During current operations in Afghanistan British paratroopers have jumped into action for the first time since the 1956 Suez crisis, reports Dave Cassan.
The men, from the 1st Battalion the Parachute Regiment, 1 PARA, were part of the part of the Special Forces Support Group (SFSG) and had undertaken the drop during actions against Taliban insurgents in southern Afghanistan.
The SFSG was formed on 3 April 2006, to provide assistance to the SAS and SBS on operations. This work could include diversionary tactics, protective cordons and additional fire power. Initially drawing on personnel from the Parachute Regiment, the Royal Marines and the RAF Regiment, service in the SFSG is now open to all personnel in the British armed forces who have passed the Pre-Parachute Selection Course run by either of the Parachute Regiment or the RAF, or the Royal Marines’ Commando Course.
A senior MoD source indicated that more than 100 paratroopers had taken part in the missions – in this the Parachute Regiment’s 70th anniversary year. The drops were approved after commanders in theatre highlighted the benefit of putting troops on the ground fast with the element of surprise. The soldiers carried little equipment and used low-level parachutes that allow them to jump from RAF Hercules C130 aircraft at altitudes as low as 250ft.
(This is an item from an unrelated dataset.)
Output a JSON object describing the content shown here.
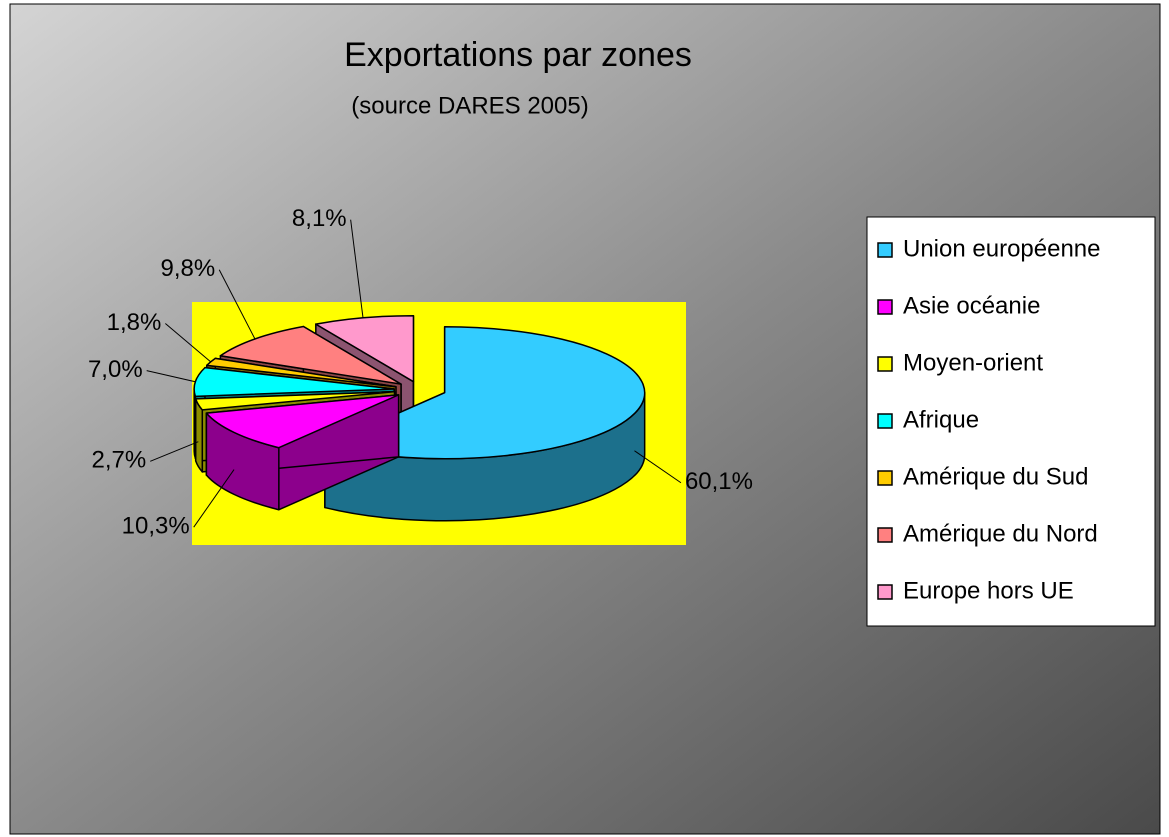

“The fact that we have used the tactic [parachuting], albeit on a small basis, has demonstrated how valuable it is,” a senior source said. “We are not talking about mass drops – these are small operations with no more than a company group, going out of the door to secure ground and to attack the enemy.”
The presence of 1 PARA in Afghanistan means that all three battalions of the Parachute Regiment are currently deployed in the region. Whilst 1 PARA is operating with the SFSG, 2 PARA and 3 PARA continue to carry out standard operations in central Helmand.